Ed hit the Send button, reshelved some books, and tidied up his files. Not long ago, his editor might have objected to his quoting the Horn’s ancient snootiness about the Oracle, but with the paper reduced to a shadow of its former self, the few surviving editors were so overworked he doubted anyone would notice, let alone care.
Noon was approaching and Ed’s gut grumbled. From the fridge, leftover pasta called, yet he remained glued to his chair. Gene Simons was number 180 on Fortunes list of the 400 richest Americans, but he didn’t know his given name. It was clear that his mother had lived fast, died young, and left no trace. But the clips in her son’s file came only from mainstream papers. Ed returned to BADASS and typed Jackie Zarella.

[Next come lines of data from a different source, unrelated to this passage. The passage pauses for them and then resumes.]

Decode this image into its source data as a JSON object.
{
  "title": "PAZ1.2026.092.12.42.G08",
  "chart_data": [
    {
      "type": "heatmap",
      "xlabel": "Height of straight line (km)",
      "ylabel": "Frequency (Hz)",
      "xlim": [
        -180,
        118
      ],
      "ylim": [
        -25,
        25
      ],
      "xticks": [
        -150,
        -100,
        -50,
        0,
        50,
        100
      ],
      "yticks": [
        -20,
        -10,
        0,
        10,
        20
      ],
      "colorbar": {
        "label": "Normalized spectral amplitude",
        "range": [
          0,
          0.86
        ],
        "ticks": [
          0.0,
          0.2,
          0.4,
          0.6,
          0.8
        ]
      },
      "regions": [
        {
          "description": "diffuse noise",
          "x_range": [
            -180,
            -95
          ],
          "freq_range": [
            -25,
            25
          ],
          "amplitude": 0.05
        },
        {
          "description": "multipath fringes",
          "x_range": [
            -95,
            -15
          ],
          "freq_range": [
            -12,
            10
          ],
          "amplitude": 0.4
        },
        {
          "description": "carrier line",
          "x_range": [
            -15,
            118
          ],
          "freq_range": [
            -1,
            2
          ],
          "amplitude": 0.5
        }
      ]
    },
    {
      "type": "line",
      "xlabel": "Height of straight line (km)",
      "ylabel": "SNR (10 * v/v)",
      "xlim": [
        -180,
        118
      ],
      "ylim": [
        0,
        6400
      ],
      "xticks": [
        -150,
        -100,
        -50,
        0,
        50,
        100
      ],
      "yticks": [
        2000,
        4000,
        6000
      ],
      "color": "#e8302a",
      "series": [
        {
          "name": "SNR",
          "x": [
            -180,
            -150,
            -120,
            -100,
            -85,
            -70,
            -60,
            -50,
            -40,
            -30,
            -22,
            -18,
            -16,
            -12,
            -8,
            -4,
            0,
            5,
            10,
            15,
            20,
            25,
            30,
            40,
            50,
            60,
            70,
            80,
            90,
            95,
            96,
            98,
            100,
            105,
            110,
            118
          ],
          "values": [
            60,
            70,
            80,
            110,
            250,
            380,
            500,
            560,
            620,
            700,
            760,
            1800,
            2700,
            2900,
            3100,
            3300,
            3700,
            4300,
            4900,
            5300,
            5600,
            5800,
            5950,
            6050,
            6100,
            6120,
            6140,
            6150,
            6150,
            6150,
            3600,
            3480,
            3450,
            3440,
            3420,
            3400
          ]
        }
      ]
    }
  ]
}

Five hits. Two in the Oracle, two in the Barb, and a photo. The Oracle called her a pot dealer and noted her arrest for possession. The Barb said she’d become a speed dealer and had burned her supplier.
Ed clicked the thumbnail photo and his screen filled with a grainy black-and-white snapped at the Human Be-In. A wisp of a woman and a stocky long-haired man sat smiling in the foreground in front of a field full of hippies. The caption identified them as Jackie Zarella and Doug Connelly. Jackie was a petite innocent in a Minnie Mouse sweatshirt. Her arm snaked around her companion’s waist and her head rested on his shoulder.
Looking at Doug Connelly, Ed did a double-take. On his neck was a tattoo of a lightning bolt.
Ed recalled the gathering after Dave’s funeral. The skinny cancer sufferer with the shaved head and tattoo of a pine tree looked nothing like this husky long-hair. But he said his tattoo had once been lightning.
The photo was part of a two-page spread. The other Be-In shots included Ginsberg, Leary, the Dead and the Airplane—and that photo he’d seen after Kirsch was killed, of Dave in the magician’s cape and Olivia in the peasant dress. They looked like young versions of their older selves, only she was thinner and he had a full head of long hair.
So Jackie had known Doug, or whatever his name was, and the photo implied they were more than friends. Meanwhile, Doug knew Olivia. Maybe Olivia could put him in touch with Doug. Maybe she also knew Jackie and her son. Maybe she’d remember his name.